Watching King’s expression—neutral, authoritative—Leah swallowed the full plate of questions and objections about the way this mission was playing out.
If this was going to be a training mission, then pushing back would just make her seem obstinate or afraid. Eventually, she’d need to just know things. Which required asking questions. But at the right time.
“Get to it,” King said. The team broke, leaving Leah and Mallery at the table.
She turned to the comedienne and psyched herself up. She’d kick this mission’s ass, prove herself to King, and keep from embarrassing herself in front of everyone. Especially Mallery.
If I can’t do this around Mallery, I should just quit and then ask her out. And if I quit, I can’t afford the amazing apartment and pay off the rest of everything.
So, just do it.
A moment passed, and Leah pushed through her resistance and started talking. “Comedy troupes are looking for two major factors when adding to an existing troupe: they want to know that you can hack it and that they can get along with you. You’ve already got the acting chops, so what I can do is give you a breakdown of some popular improv games we used for auditions.”
“Got it. Then, when I’m in the spotlight, it’s down to reading them and seeing what they want.”
“Yep. They’ll probably ask for credentials, so we’ll need to work up some believable fake comedy experience for you. I assume we have the same hacker-y tech on this world for fake IDs and all that jazz?”
Mallery cracked her knuckles, spinning the tablet around into a demi-laptop. “Boy, do we. Crime World means we can hack from here to the Pentagon and back before dinner break.”

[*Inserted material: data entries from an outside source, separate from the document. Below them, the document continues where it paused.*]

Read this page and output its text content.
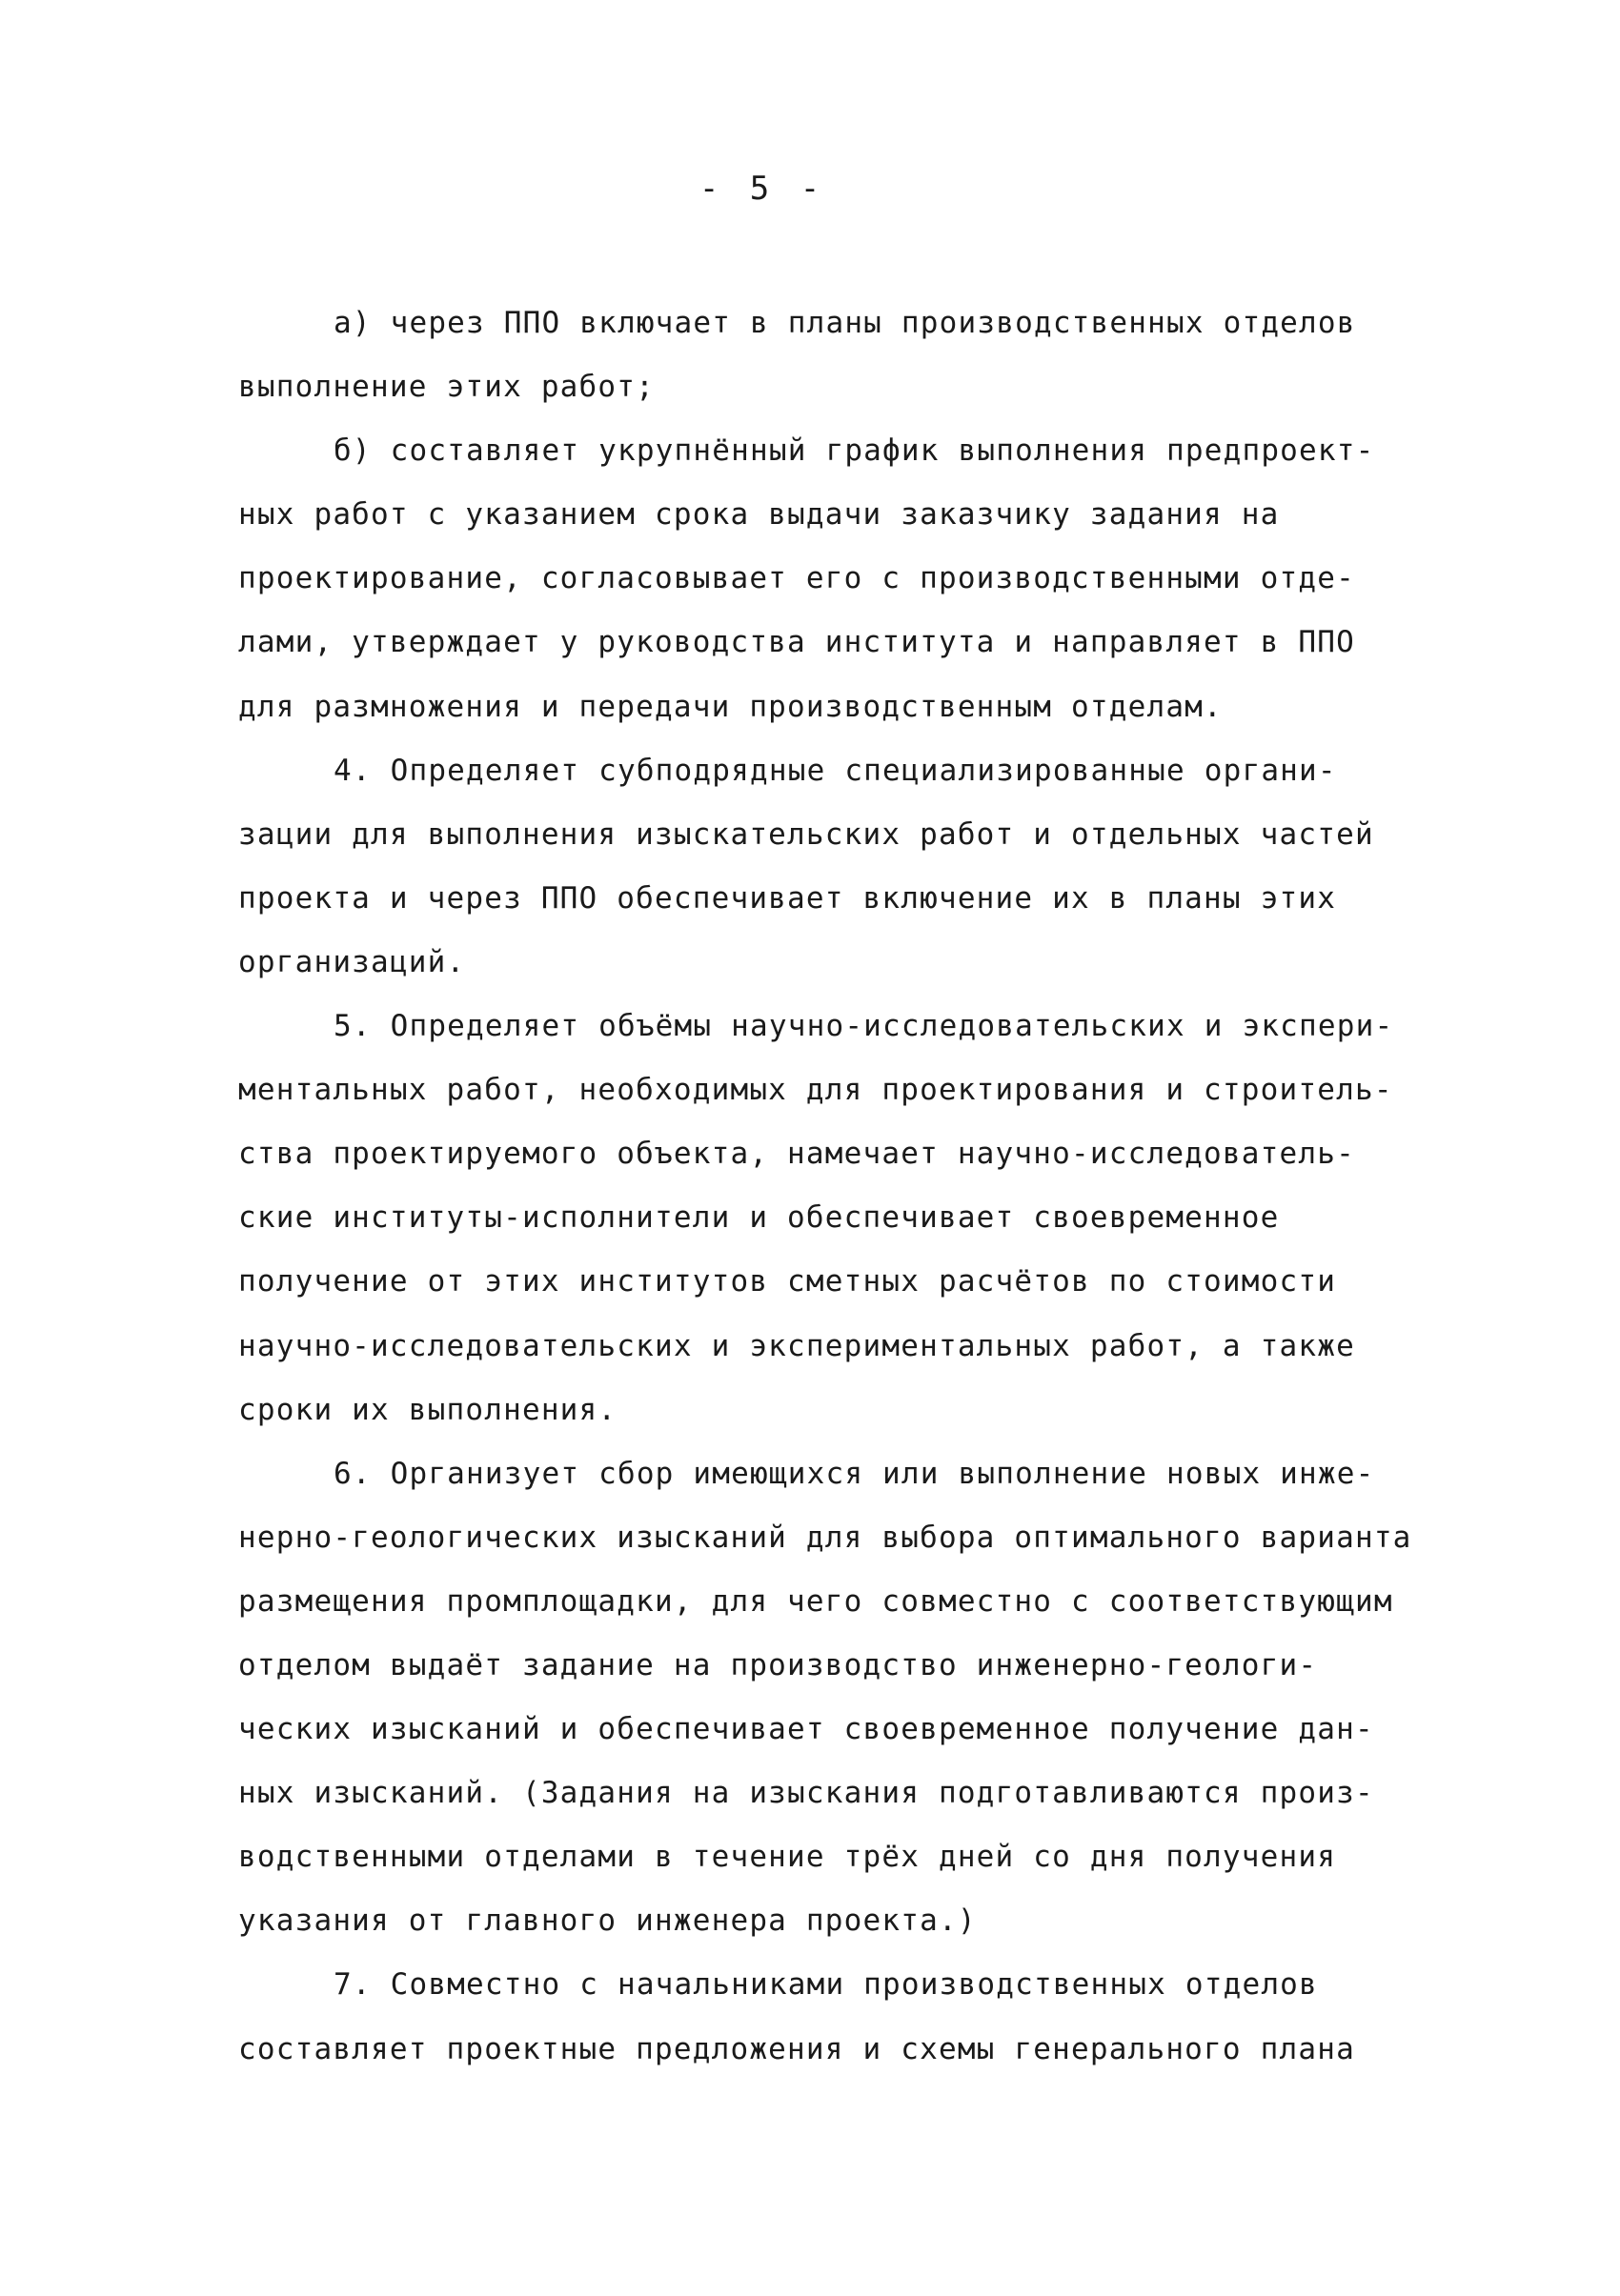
- 5 -
а) через ППО включает в планы производственных отделов
выполнение этих работ;
б) составляет укрупнённый график выполнения предпроект-
ных работ с указанием срока выдачи заказчику задания на
проектирование, согласовывает его с производственными отде-
лами, утверждает у руководства института и направляет в ППО
для размножения и передачи производственным отделам.
4. Определяет субподрядные специализированные органи-
зации для выполнения изыскательских работ и отдельных частей
проекта и через ППО обеспечивает включение их в планы этих
организаций.
5. Определяет объёмы научно-исследовательских и экспери-
ментальных работ, необходимых для проектирования и строитель-
ства проектируемого объекта, намечает научно-исследователь-
ские институты-исполнители и обеспечивает своевременное
получение от этих институтов сметных расчётов по стоимости
научно-исследовательских и экспериментальных работ, а также
сроки их выполнения.
6. Организует сбор имеющихся или выполнение новых инже-
нерно-геологических изысканий для выбора оптимального варианта
размещения промплощадки, для чего совместно с соответствующим
отделом выдаёт задание на производство инженерно-геологи-
ческих изысканий и обеспечивает своевременное получение дан-
ных изысканий. (Задания на изыскания подготавливаются произ-
водственными отделами в течение трёх дней со дня получения
указания от главного инженера проекта.)
7. Совместно с начальниками производственных отделов
составляет проектные предложения и схемы генерального плана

Normally, that would be kind of disconcerting, but they were doing it for good reasons. The heroes in Crime stories broke all sorts of rules in order to save the day, and it’s not like they were actually cops. White hat hacking was a whole different world from a cop breaking regs left and right.
“So, games-wise, here are the top three I’d expect to see…” Leah broke down several improv games, focusing on her screen to avoid staring too deeply at Mallery. Of course, the reflection in her screen meant that she could do both without being a creeper. Much of a creeper.
Leah stopped, confirmed that there was no one else in the room. Good. She closed her eyes, and took a long breath. “Should we have that conversation now or later? Because I’m distracted as hell and it seems like this is the mature thing to do. So, I figured I’d at least ask so it wasn’t hanging over us like a Romantic Tension Sword of Damocles.”
She opened her eyes to see Mallery’s face gone serious. “We should. I’m sorry I didn’t bring it up earlier. It’s probably better to do on Earth Prime. This mission shouldn’t take more than a couple of days, so we won’t have to wait long. How about a half-hour after we get back? Even if it’s late. We can hit the commissary and then find a place to talk in private. There are some pretty delightful hidey holes I use when I need to get away.”
Yes. This was sensible and mature and responsible. It didn’t help them in the short term, but it made sense. Leah cursed herself for not having done this before they deployed, as now they’d be treated to another mission’s worth of uncertainty, but this was a plan. They had a plan.
“So, like I said, they’ll probably throw these games at you…” Leah wrapped herself in the familiarity of improv and put Damocles out of mind for the time being.
It was a good plan. But Leah had learned on the job that your first plan almost never survives contact with reality.